Data from the Journal of the American Medical Association found that around a third of prescription drugs approved by the FDA between 2001 and 2012 had side effects that were not accounted for before they hit the market. Furthermore, the FDA estimates that prescription drug incidents account for around 1.6 million injuries annually. There are 358 medical malpractice cases, dockets, and filings on record at Oklahoma district courts since 2002 [Updated June 2020].
Defective Medical Devices – Medical Negligence
There is sometimes an overlap in tort law between defective product personal injury and medical malpractice. Nowhere is this clearer than in the case of defective medical devices. According to figures from the FDA, medical devices are the cause of upwards of 200,000 injuries across the US annually.
Defective medical devices can lead to severe injuries. Faulty implantable items such as defibrillators and replacement knees require surgery to remove, leading to unnecessary harm. Metal-on-metal hip replacements are believed to be a leading cause of metallosis – metal poisoning that damages bone and muscle tissue around the artificial joint. And hernia meshes can lead to bowel infections and perforations.
The FDA estimates that between 2008 and 2017, hip replacements caused 103,104 injuries, surgical mesh caused 60,795 injuries, and defibrillators caused 59,457 injuries. Our best in the city medical malpractice lawyers can help with your medical malpractice cases, contact our law firm for a free consultation.
Emergency Room Errors – Frequent Medical Errors
Emergency rooms are hectic environments in which medical professionals have to work fast to save patients. Despite pressures on staff, Oklahoma state law still holds doctors and nurses to account. If a medic makes an error that leads to personal injury, you may have grounds to file for compensation.

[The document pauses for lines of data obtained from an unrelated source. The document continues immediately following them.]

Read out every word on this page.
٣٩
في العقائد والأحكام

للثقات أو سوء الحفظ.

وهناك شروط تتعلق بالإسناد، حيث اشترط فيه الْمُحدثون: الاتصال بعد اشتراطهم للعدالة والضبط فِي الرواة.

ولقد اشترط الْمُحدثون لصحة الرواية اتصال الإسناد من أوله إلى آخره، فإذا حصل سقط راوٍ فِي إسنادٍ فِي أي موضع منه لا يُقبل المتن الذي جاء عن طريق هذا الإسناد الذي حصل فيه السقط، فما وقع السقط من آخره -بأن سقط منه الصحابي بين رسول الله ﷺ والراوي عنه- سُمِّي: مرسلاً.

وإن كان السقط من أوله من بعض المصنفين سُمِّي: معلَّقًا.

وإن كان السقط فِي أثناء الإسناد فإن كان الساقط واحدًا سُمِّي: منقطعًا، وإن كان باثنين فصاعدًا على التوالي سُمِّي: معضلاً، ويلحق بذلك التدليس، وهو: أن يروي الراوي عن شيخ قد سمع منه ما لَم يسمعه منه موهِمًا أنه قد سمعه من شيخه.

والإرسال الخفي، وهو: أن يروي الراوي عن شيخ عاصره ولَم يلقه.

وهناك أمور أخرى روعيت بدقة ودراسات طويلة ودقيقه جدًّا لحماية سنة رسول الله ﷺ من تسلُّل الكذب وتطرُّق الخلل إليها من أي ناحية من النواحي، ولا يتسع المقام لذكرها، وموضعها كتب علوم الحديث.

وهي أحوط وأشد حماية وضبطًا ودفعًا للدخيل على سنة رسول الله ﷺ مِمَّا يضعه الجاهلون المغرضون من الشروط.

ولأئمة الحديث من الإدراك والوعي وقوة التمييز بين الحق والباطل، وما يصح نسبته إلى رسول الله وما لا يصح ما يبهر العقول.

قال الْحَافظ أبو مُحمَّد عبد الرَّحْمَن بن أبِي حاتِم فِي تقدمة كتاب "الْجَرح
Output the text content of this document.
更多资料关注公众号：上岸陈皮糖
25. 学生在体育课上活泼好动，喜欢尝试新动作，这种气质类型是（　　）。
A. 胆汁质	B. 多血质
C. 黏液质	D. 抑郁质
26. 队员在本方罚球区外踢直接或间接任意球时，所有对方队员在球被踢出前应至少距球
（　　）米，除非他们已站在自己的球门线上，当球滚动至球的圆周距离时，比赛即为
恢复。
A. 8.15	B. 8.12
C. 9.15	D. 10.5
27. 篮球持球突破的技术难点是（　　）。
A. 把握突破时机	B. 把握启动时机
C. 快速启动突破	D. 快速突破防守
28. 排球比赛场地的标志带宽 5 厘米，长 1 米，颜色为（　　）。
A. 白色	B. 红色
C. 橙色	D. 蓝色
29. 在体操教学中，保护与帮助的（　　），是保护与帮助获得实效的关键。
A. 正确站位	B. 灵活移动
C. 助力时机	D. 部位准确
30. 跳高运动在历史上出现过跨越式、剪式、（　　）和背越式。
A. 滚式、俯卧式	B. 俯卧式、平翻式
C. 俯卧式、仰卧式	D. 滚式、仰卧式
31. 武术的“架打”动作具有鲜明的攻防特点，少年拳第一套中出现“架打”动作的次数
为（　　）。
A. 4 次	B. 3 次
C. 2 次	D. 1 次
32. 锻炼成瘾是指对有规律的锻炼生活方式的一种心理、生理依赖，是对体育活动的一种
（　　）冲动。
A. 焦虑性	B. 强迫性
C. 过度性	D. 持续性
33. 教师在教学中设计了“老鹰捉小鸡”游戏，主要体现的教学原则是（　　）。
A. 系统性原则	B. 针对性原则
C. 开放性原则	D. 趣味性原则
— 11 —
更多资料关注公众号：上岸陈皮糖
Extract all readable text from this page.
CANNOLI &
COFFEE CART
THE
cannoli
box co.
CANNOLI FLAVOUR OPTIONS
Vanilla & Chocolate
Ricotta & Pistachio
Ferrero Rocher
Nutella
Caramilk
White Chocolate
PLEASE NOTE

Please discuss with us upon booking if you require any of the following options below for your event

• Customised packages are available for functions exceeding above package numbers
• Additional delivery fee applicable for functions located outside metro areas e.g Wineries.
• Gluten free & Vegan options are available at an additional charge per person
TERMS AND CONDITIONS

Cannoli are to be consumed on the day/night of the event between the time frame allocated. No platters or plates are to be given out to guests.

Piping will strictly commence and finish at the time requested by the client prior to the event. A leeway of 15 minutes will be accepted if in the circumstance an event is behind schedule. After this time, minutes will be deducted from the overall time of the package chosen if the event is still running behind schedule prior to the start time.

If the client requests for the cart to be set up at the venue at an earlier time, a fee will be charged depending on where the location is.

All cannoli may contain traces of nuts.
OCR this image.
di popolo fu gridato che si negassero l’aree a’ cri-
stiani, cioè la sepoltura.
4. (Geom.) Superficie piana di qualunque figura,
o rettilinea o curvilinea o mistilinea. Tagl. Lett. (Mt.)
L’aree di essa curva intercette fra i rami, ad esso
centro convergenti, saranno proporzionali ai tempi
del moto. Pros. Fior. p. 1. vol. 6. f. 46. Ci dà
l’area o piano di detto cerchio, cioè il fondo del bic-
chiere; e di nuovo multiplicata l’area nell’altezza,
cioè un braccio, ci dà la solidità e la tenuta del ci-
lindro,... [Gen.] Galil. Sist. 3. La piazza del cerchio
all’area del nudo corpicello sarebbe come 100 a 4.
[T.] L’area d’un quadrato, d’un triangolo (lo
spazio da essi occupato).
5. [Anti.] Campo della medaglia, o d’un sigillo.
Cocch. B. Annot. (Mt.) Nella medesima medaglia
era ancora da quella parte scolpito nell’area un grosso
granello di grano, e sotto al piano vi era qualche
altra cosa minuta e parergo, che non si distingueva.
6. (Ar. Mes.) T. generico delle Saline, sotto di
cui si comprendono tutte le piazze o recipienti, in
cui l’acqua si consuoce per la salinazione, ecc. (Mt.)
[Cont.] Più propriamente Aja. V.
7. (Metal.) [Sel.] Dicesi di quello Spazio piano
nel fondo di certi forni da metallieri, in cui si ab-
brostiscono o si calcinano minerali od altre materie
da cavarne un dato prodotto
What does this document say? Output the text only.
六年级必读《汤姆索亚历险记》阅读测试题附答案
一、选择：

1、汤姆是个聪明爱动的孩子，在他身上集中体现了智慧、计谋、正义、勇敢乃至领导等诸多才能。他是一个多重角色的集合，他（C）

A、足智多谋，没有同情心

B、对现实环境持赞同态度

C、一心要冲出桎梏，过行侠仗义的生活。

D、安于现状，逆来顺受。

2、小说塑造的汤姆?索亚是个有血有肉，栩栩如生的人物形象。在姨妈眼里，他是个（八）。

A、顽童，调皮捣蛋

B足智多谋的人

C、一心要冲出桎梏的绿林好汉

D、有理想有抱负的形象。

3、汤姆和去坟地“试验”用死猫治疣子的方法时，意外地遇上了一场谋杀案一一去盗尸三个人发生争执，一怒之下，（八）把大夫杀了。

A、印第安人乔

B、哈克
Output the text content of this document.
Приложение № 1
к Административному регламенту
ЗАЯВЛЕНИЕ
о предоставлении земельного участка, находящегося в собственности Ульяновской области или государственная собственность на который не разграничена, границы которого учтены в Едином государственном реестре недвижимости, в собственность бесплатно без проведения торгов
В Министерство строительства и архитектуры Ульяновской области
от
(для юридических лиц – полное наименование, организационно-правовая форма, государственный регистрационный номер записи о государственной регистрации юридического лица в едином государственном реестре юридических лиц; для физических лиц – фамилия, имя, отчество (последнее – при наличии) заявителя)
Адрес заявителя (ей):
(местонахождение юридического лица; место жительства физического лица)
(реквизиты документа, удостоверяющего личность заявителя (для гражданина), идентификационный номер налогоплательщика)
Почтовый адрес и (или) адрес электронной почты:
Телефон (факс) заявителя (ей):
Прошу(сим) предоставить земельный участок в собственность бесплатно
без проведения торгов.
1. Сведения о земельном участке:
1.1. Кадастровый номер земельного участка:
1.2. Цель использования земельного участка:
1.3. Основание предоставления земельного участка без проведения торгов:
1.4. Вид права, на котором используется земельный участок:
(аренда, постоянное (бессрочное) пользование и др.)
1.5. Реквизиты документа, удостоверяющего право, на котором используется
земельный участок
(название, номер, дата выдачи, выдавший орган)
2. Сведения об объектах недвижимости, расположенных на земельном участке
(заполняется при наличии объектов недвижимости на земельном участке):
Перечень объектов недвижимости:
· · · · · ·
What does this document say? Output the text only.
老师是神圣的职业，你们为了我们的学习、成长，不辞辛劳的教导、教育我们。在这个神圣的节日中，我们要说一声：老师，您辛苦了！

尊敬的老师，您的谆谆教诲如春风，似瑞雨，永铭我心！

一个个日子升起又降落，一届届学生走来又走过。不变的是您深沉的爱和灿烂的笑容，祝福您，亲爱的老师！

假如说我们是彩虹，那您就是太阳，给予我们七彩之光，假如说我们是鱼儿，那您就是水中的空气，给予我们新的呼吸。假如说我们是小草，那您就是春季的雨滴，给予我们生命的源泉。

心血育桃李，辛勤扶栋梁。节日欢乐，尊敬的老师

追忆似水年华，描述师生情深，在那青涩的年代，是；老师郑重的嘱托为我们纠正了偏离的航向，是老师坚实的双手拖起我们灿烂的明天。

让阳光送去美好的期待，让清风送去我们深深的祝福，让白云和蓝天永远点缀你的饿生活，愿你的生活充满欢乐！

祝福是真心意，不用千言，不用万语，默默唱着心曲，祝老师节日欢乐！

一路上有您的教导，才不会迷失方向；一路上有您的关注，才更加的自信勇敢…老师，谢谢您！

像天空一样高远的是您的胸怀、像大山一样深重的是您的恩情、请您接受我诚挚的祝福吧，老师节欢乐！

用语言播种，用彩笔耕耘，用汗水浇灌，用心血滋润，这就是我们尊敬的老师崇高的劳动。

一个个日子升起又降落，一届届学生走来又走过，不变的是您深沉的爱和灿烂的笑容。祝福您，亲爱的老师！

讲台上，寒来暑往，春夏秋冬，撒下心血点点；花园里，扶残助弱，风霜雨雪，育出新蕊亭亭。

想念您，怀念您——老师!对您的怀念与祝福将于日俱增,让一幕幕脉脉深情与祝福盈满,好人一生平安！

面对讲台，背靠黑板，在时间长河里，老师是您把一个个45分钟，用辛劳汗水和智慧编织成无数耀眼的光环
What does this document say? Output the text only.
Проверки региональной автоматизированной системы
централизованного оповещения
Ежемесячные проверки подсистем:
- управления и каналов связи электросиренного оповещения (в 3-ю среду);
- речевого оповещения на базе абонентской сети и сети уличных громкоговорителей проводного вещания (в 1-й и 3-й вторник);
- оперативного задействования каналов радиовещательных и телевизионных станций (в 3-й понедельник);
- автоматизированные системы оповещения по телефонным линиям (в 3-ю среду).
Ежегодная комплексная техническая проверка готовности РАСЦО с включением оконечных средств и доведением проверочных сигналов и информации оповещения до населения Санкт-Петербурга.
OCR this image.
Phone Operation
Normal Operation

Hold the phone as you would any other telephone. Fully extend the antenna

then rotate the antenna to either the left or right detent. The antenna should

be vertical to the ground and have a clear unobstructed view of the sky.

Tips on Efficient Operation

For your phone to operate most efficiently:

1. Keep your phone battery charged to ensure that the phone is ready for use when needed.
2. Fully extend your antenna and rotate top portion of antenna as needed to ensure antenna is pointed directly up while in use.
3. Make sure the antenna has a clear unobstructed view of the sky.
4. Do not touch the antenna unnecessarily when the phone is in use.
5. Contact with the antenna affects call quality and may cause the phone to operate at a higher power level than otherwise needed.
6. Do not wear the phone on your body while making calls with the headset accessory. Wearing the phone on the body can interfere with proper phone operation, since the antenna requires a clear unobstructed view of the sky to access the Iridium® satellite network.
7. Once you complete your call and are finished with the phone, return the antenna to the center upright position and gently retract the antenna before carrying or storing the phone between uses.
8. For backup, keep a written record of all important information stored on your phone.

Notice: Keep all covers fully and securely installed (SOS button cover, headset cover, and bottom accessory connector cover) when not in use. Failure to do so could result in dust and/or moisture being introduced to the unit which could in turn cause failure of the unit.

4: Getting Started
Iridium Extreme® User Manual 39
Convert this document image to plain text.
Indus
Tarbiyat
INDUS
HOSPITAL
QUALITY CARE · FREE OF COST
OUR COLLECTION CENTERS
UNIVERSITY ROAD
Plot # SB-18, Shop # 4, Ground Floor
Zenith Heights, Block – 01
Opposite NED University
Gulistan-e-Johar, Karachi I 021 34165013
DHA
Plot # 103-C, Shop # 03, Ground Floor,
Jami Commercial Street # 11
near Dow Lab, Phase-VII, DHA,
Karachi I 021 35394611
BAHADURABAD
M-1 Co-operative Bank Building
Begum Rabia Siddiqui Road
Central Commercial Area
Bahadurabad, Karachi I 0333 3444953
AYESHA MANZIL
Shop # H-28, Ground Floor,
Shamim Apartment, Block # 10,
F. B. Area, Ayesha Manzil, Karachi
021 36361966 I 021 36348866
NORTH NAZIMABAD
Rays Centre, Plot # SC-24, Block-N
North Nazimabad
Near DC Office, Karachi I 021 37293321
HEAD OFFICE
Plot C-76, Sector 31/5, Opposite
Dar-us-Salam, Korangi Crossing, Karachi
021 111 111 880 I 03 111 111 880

A new study published in De Gruyter’s Journal Diagnosis suggests that 45 percent of emergency room errors relate to “poor information processing,” in which ER staff failed to assess a patient’s needs adequately. Thirty-one percent of mistakes have to do with failing to verify whether information has been gathered, and 6 percent came from inadequate knowledge or training according to the report. The most frequent individual errors were misdiagnosis and misunderstanding of the significance of findings, each accounting for 13 percent of total mistakes.
Cancer Misdiagnosis – Costly Health Care Provider Mistakes
Five-year cancer survival is improving over time in Oklahoma, consistent with national trends, according to a paper published in the Journal of the Oklahoma State Medical Association. Even so, cancer misdiagnosis remains a significant problem in the local area.
Cancer misdiagnosis takes one of three forms:
- Failing to diagnose the condition. This occurs when a physician determines that the patient is cancer-free, even though they do have cancer.
- Incorrectly diagnosing the condition. This occurs when the patient has cancer, but the doctor diagnoses a different condition.
- Wrongly diagnosing cancer. This happens when the doctor diagnoses cancer when the patient does not have the disease.
In 2018, there were 19,030 new cancer cases in Oklahoma, according to a report by the American Cancer Society. But the organization cautions about the problem of overdiagnosis: treating suspected cancer lesions that would never lead to disease. Data from the group suggests around 5 to 30 percent of women who undergo mammograms receive unnecessary treatment. Excessive thyroid cancer screening may also lie behind increasing rates of diagnosis and treatment.